RH: Do you have a Christmas wish for your friends and family here in Rutland and in Vermont?
RB: Yes, I do. I wish them peace and happiness and health.
RH: Health above all! Thank you, Rachel. Merry Christmas to you.
RB: Merry Christmas to you, and to all — a good night!
Karen Ryer, Rutland
RH: Your memories of a New Jersey Christmas. You guys do it any different down there?
KR: It’s very rough and tumble down there in New Jersey.
RH: Why’s that? Were you a gangster?
KR: Well, you know. No. I’m a Sally. Oh, Gosh. I can’t remember.

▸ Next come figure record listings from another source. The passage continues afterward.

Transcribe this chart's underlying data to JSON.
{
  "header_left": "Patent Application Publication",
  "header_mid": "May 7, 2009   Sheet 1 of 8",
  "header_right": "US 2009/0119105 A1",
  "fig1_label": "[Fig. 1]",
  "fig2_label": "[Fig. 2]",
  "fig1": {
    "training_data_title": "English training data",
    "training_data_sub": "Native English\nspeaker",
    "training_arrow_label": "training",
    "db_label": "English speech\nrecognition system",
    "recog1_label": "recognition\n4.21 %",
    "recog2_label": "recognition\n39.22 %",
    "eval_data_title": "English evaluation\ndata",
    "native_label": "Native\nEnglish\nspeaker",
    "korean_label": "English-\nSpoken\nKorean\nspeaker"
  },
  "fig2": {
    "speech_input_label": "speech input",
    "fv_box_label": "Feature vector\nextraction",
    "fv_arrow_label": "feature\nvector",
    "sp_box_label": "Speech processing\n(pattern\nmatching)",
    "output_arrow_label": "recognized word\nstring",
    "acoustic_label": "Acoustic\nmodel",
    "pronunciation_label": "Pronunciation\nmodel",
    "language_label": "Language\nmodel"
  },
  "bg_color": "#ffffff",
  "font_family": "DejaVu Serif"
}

RH: No memory at all. Completely blanked out.
KR: To be honest? “Emmet Otter’s Jug Band Christmas.” That is the ultimate Christmas to me. If you haven’t seen it, it’s done by the Muppets. It’s amazing. It’s all these little puppets, and it’s timeless.
RH: Not Rudolph? Not Frosty?
KR. Emmet Otter.
RH: Not Jesus?
KR: Well, I guess he’s part of it, too. He’s a big part of it.
RH: What’s your Christmas wish for your friends and neighbors?
KR: Ahh, just have a happy, healthy environment. Be with your family and friends, just make the best of every moment.
RH: And chill, baby, chill!
KR: Chill, baby, chill!
Trine Wilson, Westford
I don’t remember how old I was, but I woke up in the middle of the night. I was at an age where I was questioning Santa Claus. I woke up and I heard Santa in the living room and I heard Santa in the living room. So I burrowed way down deep and was confirmed that Santa existed.
RH: Fantastic. And you still believe?
TW: Absolutely. Absolutely!
RH: What do you want Santa to bring you this year? More chillin’ for the willin’?
TW: Lots of hugs, lots of chill and lots of calm!